Oh man. You know those nights where you have a hankerin’…but you just don’t know what for?! Well I was having one of those. It was so intense in fact that I decided to dig through the fridge and cupboards and try desperately to throw something together to satiate the feeling.
Well. Not to sound arrogant, but…NAILED IT!! I made a big batch of this and ate it for days. Didn’t even share. Mr. Rodgers stays away from quinoa, so I had it all to myself. No complaints here. This is my new favorite craving fixer! It’s so tasty and satisfying. It made me so happy that I have to share my glee with you !
So, here’s what you need:
- 1 lb Brussels Sprouts, halved
- 1 Can Chickpeas, drained
- 1 C Dry Quinoa (I used red)
- 2 Eggs
- 2-3 Tbsp Bacon Grease
- Salt, Pepper, Onion Powder, Garlic Powder, and Cayenne
And here’s how you do it!
- Preheat your oven to 350*!
- Place your sprouts and chickpeas in a bowl and drizzle with bacon grease.
- Season generously with salt, pepper, onion powder, and garlic powder. Add just a pinch of cayenne and toss it all together so that everything is coated with bacony goodness and all spices.
- Dump onto a foil lined pan and slide into your oven. Roast 25-40 minutes, until brussel and chickpeas are browned and crispy on the outside and tender on the inside.
- While waiting on your roasted ingredients, cook your quinoa according to package instructions (probably simmer in 2 C water for about 12 minutes).
- When water has evaporated and quinoa is done, create a crater in the middle of your pot. Scramble your eggs in a bowl then dump into the “crater.” Cook, scraping, so that you get scrambled eggs. When eggs are done, mix it into the quinoa so you have little bits throughout.
- As soon as your brussels and chickpeas are done, add quinoa mixture and stir to evenly combine. Adjust seasoning as needed, and eat warm. Sooo comforting I hope you love it as much as I did!
Place your Brussels and chickpeas in a bowl.
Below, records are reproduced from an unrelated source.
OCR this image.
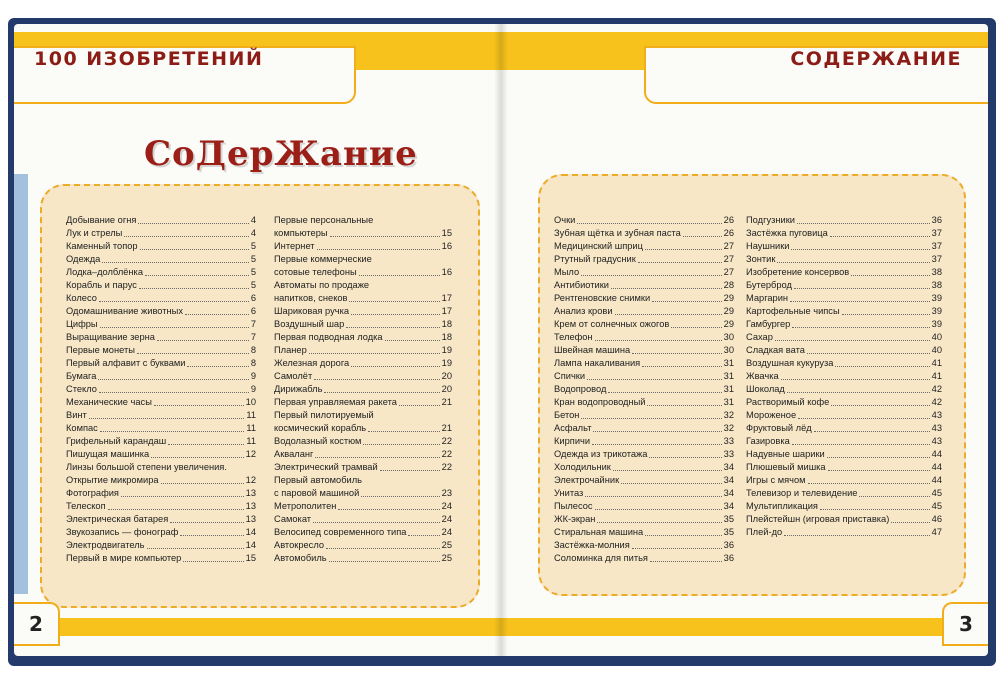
100 ИЗОБРЕТЕНИЙ
СоДерЖание
Добывание огня	4
Лук и стрелы	4
Каменный топор	5
Одежда	5
Лодка–долблёнка	5
Корабль и парус	5
Колесо	6
Одомашнивание животных	6
Цифры	7
Выращивание зерна	7
Первые монеты	8
Первый алфавит с буквами	8
Бумага	9
Стекло	9
Механические часы	10
Винт	11
Компас	11
Грифельный карандаш	11
Пишущая машинка	12
Линзы большой степени увеличения.
Открытие микромира	12
Фотография	13
Телескоп	13
Электрическая батарея	13
Звукозапись — фонограф	14
Электродвигатель	14
Первый в мире компьютер	15
Первые персональные
компьютеры	15
Интернет	16
Первые коммерческие
сотовые телефоны	16
Автоматы по продаже
напитков, снеков	17
Шариковая ручка	17
Воздушный шар	18
Первая подводная лодка	18
Планер	19
Железная дорога	19
Самолёт	20
Дирижабль	20
Первая управляемая ракета	21
Первый пилотируемый
космический корабль	21
Водолазный костюм	22
Акваланг	22
Электрический трамвай	22
Первый автомобиль
с паровой машиной	23
Метрополитен	24
Самокат	24
Велосипед современного типа	24
Автокресло	25
Автомобиль	25
2
СОДЕРЖАНИЕ
Очки	26
Зубная щётка и зубная паста	26
Медицинский шприц	27
Ртутный градусник	27
Мыло	27
Антибиотики	28
Рентгеновские снимки	29
Анализ крови	29
Крем от солнечных ожогов	29
Телефон	30
Швейная машина	30
Лампа накаливания	31
Спички	31
Водопровод	31
Кран водопроводный	31
Бетон	32
Асфальт	32
Кирпичи	33
Одежда из трикотажа	33
Холодильник	34
Электрочайник	34
Унитаз	34
Пылесос	34
ЖК-экран	35
Стиральная машина	35
Застёжка-молния	36
Соломинка для питья	36
Подгузники	36
Застёжка пуговица	37
Наушники	37
Зонтик	37
Изобретение консервов	38
Бутерброд	38
Маргарин	39
Картофельные чипсы	39
Гамбургер	39
Сахар	40
Сладкая вата	40
Воздушная кукуруза	41
Жвачка	41
Шоколад	42
Растворимый кофе	42
Мороженое	43
Фруктовый лёд	43
Газировка	43
Надувные шарики	44
Плюшевый мишка	44
Игры с мячом	44
Телевизор и телевидение	45
Мультипликация	45
Плейстейшн (игровая приставка)	46
Плей-до	47
3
Toss with bacon grease and spices (careful with the cayenne!). I put just a pinch and it was perfect!
Sorry for the horrid blurry picture, but I knew this step might be confusing so I had to put it in there anyway. Cook your quinoa. When the liquid is gone, create a hole in the middle and pour your eggs into it. Cook, scraping often to get little bits of scrambled egg. DONT MIX IN QUINOA UNTIL THE EGGS ARE FULLY COOKED!
Pull out sprouts and chickpeas when they are deeply browned and crispy on the outside; tender on the inside.
See how your quinoa mixture should look?
Dump quinoa mixture on top of roasted mixture and stir together.
Season if needed. But mostly…just enjoy. Ah yeah. So happy.